If a developer were to add a setting to, or remove a setting from, the web.config file, they would need to mirror this change in the build script. This is exactly the type of job which is easily forgotten, leading to problems further down the line.

Ideally the list of settings to merge would be self-maintaining, i.e. any settings found in the environment-specific config file would simply be enumerated and copied into web.config, rather than being explicitly listed in the build script. I decided to create my own MSBuild task for doing this. The spec for it is as follows

  • Copy over the value of the debug attribute under the compilation node
  • Copy over the value of the mode attribute under the customErrors node
  • Enumerate each of the settings under the appSettings node and copy them over too

It has been developed to copy a setting over only if it exists in both the source and target files. As such it will not add settings missing from the target file or remove settings that are not in the source file.

It is very simple to create your own MSBuild task, just follow these steps

  • Create a class which inherits from Task
  • Add properties for storing the arguments the task uses.

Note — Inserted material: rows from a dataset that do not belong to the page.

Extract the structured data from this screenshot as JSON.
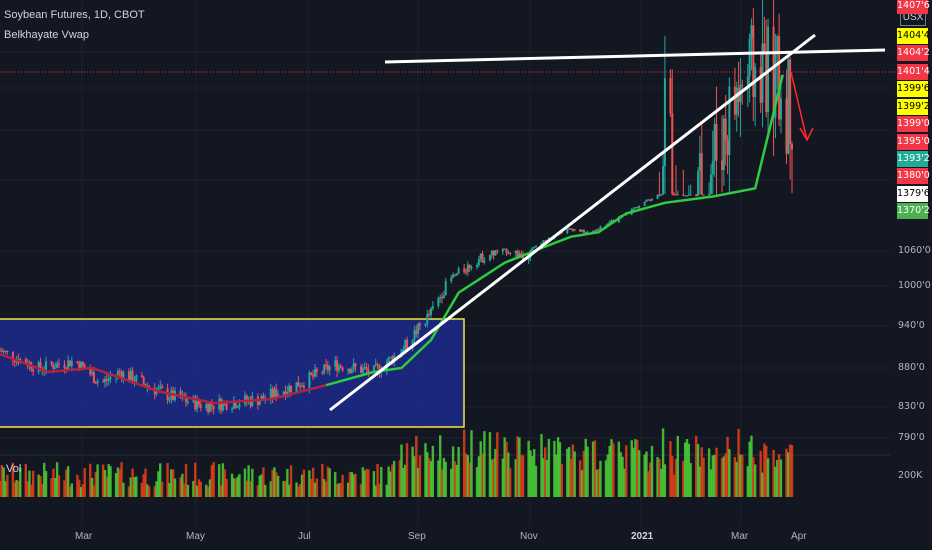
{
  "header": {
    "title": "Soybean Futures, 1D, CBOT",
    "indicator": "Belkhayate Vwap",
    "currency": "USX"
  },
  "volume_label": "Vol",
  "price_axis_labels": [
    "1060'0",
    "1000'0",
    "940'0",
    "880'0",
    "830'0",
    "790'0"
  ],
  "volume_axis_label": "200K",
  "time_axis_labels": [
    {
      "label": "Mar",
      "bold": false
    },
    {
      "label": "May",
      "bold": false
    },
    {
      "label": "Jul",
      "bold": false
    },
    {
      "label": "Sep",
      "bold": false
    },
    {
      "label": "Nov",
      "bold": false
    },
    {
      "label": "2021",
      "bold": true
    },
    {
      "label": "Mar",
      "bold": false
    },
    {
      "label": "Apr",
      "bold": false
    }
  ],
  "price_tags": [
    {
      "text": "1407'6",
      "bg": "#f23645",
      "fg": "#ffffff"
    },
    {
      "text": "1404'4",
      "bg": "#ffff00",
      "fg": "#000000"
    },
    {
      "text": "1404'2",
      "bg": "#f23645",
      "fg": "#ffffff"
    },
    {
      "text": "1401'4",
      "bg": "#f23645",
      "fg": "#ffffff"
    },
    {
      "text": "1399'6",
      "bg": "#ffff00",
      "fg": "#000000"
    },
    {
      "text": "1399'2",
      "bg": "#ffff00",
      "fg": "#000000"
    },
    {
      "text": "1399'0",
      "bg": "#f23645",
      "fg": "#ffffff"
    },
    {
      "text": "1395'0",
      "bg": "#f23645",
      "fg": "#ffffff"
    },
    {
      "text": "1393'2",
      "bg": "#22ab94",
      "fg": "#ffffff"
    },
    {
      "text": "1380'0",
      "bg": "#f23645",
      "fg": "#ffffff"
    },
    {
      "text": "1379'6",
      "bg": "#ffffff",
      "fg": "#000000"
    },
    {
      "text": "1370'2",
      "bg": "#4caf50",
      "fg": "#ffffff"
    }
  ],
  "colors": {
    "background": "#131722",
    "up_candle": "#26a69a",
    "down_candle": "#ef5350",
    "vwap_bear": "#b2243d",
    "vwap_bull": "#2ecc40",
    "box_fill": "#1c2a8a",
    "box_border": "#f5e642",
    "trendline": "#ffffff",
    "arrow": "#ff2a2a"
  },
  "chart_data": {
    "type": "candlestick",
    "description_units": "US cents per bushel",
    "series": [
      {
        "name": "Belkhayate Vwap",
        "points": [
          {
            "date": "2020-01-20",
            "value": 900
          },
          {
            "date": "2020-02-15",
            "value": 875
          },
          {
            "date": "2020-03-10",
            "value": 880
          },
          {
            "date": "2020-03-25",
            "value": 868
          },
          {
            "date": "2020-04-15",
            "value": 850
          },
          {
            "date": "2020-05-15",
            "value": 835
          },
          {
            "date": "2020-06-15",
            "value": 840
          },
          {
            "date": "2020-07-15",
            "value": 858
          },
          {
            "date": "2020-08-10",
            "value": 875
          },
          {
            "date": "2020-08-25",
            "value": 880
          },
          {
            "date": "2020-09-10",
            "value": 920
          },
          {
            "date": "2020-09-25",
            "value": 990
          },
          {
            "date": "2020-10-20",
            "value": 1040
          },
          {
            "date": "2020-11-10",
            "value": 1080
          },
          {
            "date": "2020-11-25",
            "value": 1140
          },
          {
            "date": "2020-12-10",
            "value": 1165
          },
          {
            "date": "2020-12-25",
            "value": 1270
          },
          {
            "date": "2021-01-15",
            "value": 1330
          },
          {
            "date": "2021-02-10",
            "value": 1365
          },
          {
            "date": "2021-03-05",
            "value": 1380
          },
          {
            "date": "2021-03-20",
            "value": 1400
          }
        ]
      }
    ]
  }
}
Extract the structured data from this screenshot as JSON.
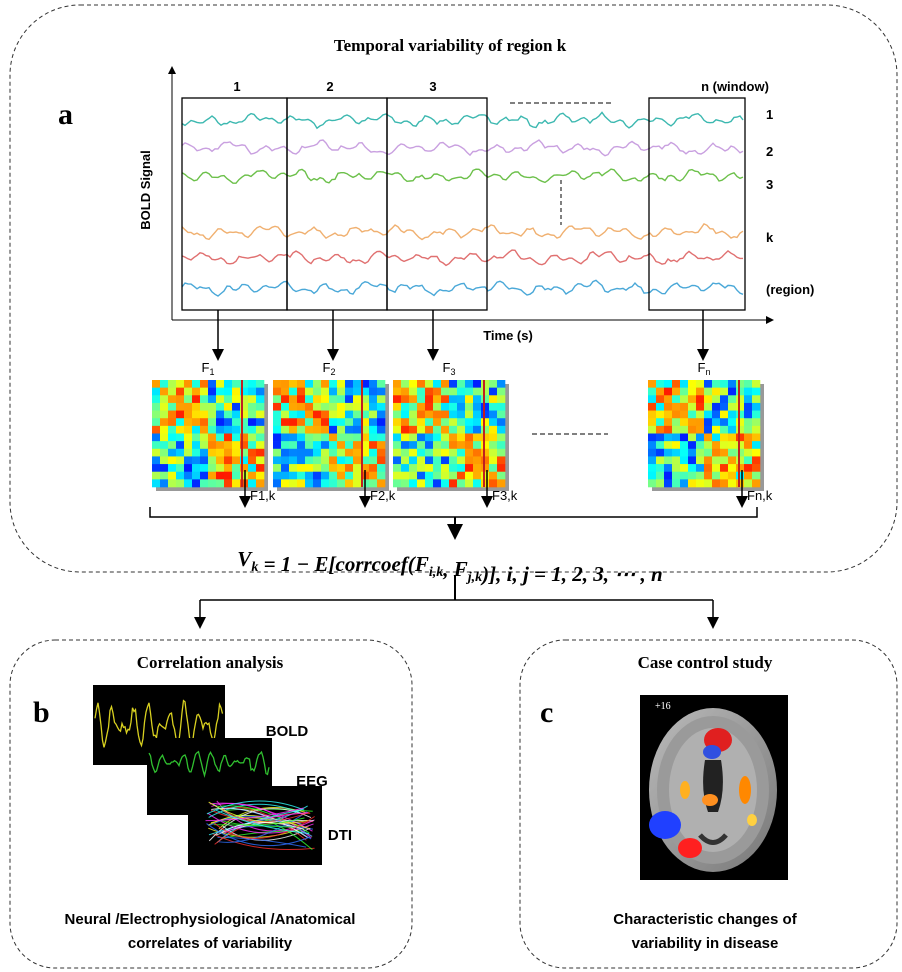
{
  "panel_a": {
    "label": "a",
    "title": "Temporal variability of region k",
    "y_axis_label": "BOLD Signal",
    "x_axis_label": "Time (s)",
    "windows": [
      "1",
      "2",
      "3",
      "n  (window)"
    ],
    "regions": [
      "1",
      "2",
      "3",
      "k",
      "(region)"
    ],
    "matrices": [
      {
        "name": "F",
        "sub": "1",
        "column": "F1,k"
      },
      {
        "name": "F",
        "sub": "2",
        "column": "F2,k"
      },
      {
        "name": "F",
        "sub": "3",
        "column": "F3,k"
      },
      {
        "name": "F",
        "sub": "n",
        "column": "Fn,k"
      }
    ],
    "formula": [
      {
        "text": "V",
        "sub": false
      },
      {
        "text": "k",
        "sub": true
      },
      {
        "text": " = 1 − E[corrcoef(",
        "sub": false
      },
      {
        "text": "F",
        "sub": false
      },
      {
        "text": "i,k",
        "sub": true
      },
      {
        "text": ", ",
        "sub": false
      },
      {
        "text": "F",
        "sub": false
      },
      {
        "text": "j,k",
        "sub": true
      },
      {
        "text": ")], i, j = 1, 2, 3, ⋯ , n",
        "sub": false
      }
    ]
  },
  "panel_b": {
    "label": "b",
    "title": "Correlation analysis",
    "modalities": [
      "BOLD",
      "EEG",
      "DTI"
    ],
    "caption": [
      "Neural /Electrophysiological /Anatomical",
      "correlates of variability"
    ]
  },
  "panel_c": {
    "label": "c",
    "title": "Case control study",
    "slice": "+16",
    "caption": [
      "Characteristic changes of",
      "variability in disease"
    ]
  }
}
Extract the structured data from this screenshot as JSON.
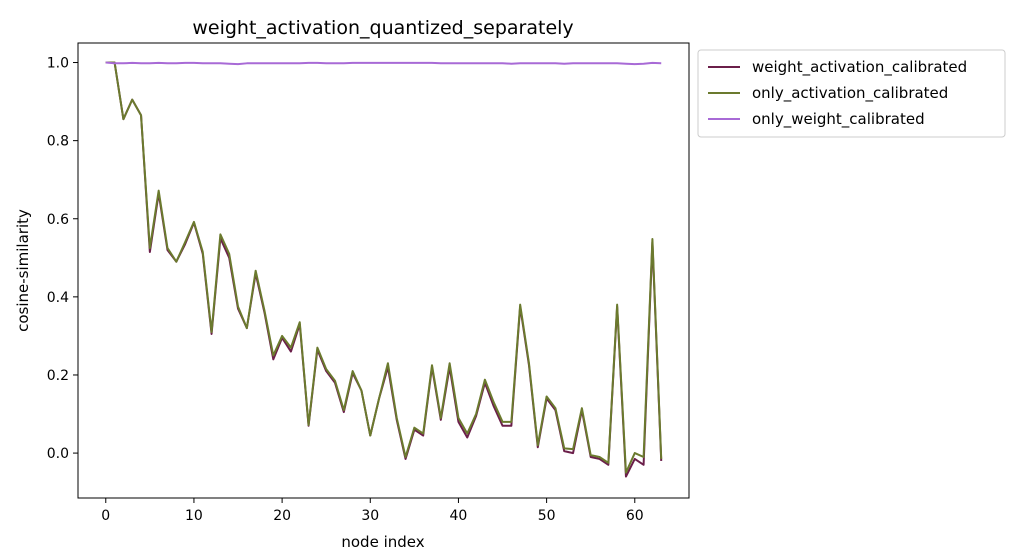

Apply the Required attribute more info

    to make the argument mandatory

  • Use the LogMessage method to show progress and any errors in the command window
  • Override the Execute method, returning a flag to indicate success or failure

There are plenty of examples to follow in the Community Tasks source code and a more detailed article can be found on MSDN. It is also possible to debug a task, check out the MSBuild Team Blog for an explanation.

Consuming the custom task from a build script

Having produced the task, called MergeConfig, the next step was to integrate it with the sample solution created back in part one of the tutorial. This is done by adding this statement to the build script

<UsingTask TaskName="MergeConfig" AssemblyFile="MergeConfigTask.dll" />

This piece of XML tells MSBuild that there is task called MergeConfig in the MergeConfigTask.dll. Note that the path to the dll is relative to the build script’s directory. Having done this we can add a target which will then call the new MergeConfig task, like so

<Target Name="MergeConfig">
  <MergeConfig SourceConfigFilename="$(Environment).config"
               TargetConfigFilename="$(OutputFolder)\Web.config" />
</Target>

In addition to achieving the main goal, which was to have a self-maintaining list of settings to be merged, the use of this custom task has reduced the size of the build script, by around thirty lines. If you would like to make use of this task in your own script it can be downloaded from CodePlex. I have also updated the sample project to illustrate how the task is used.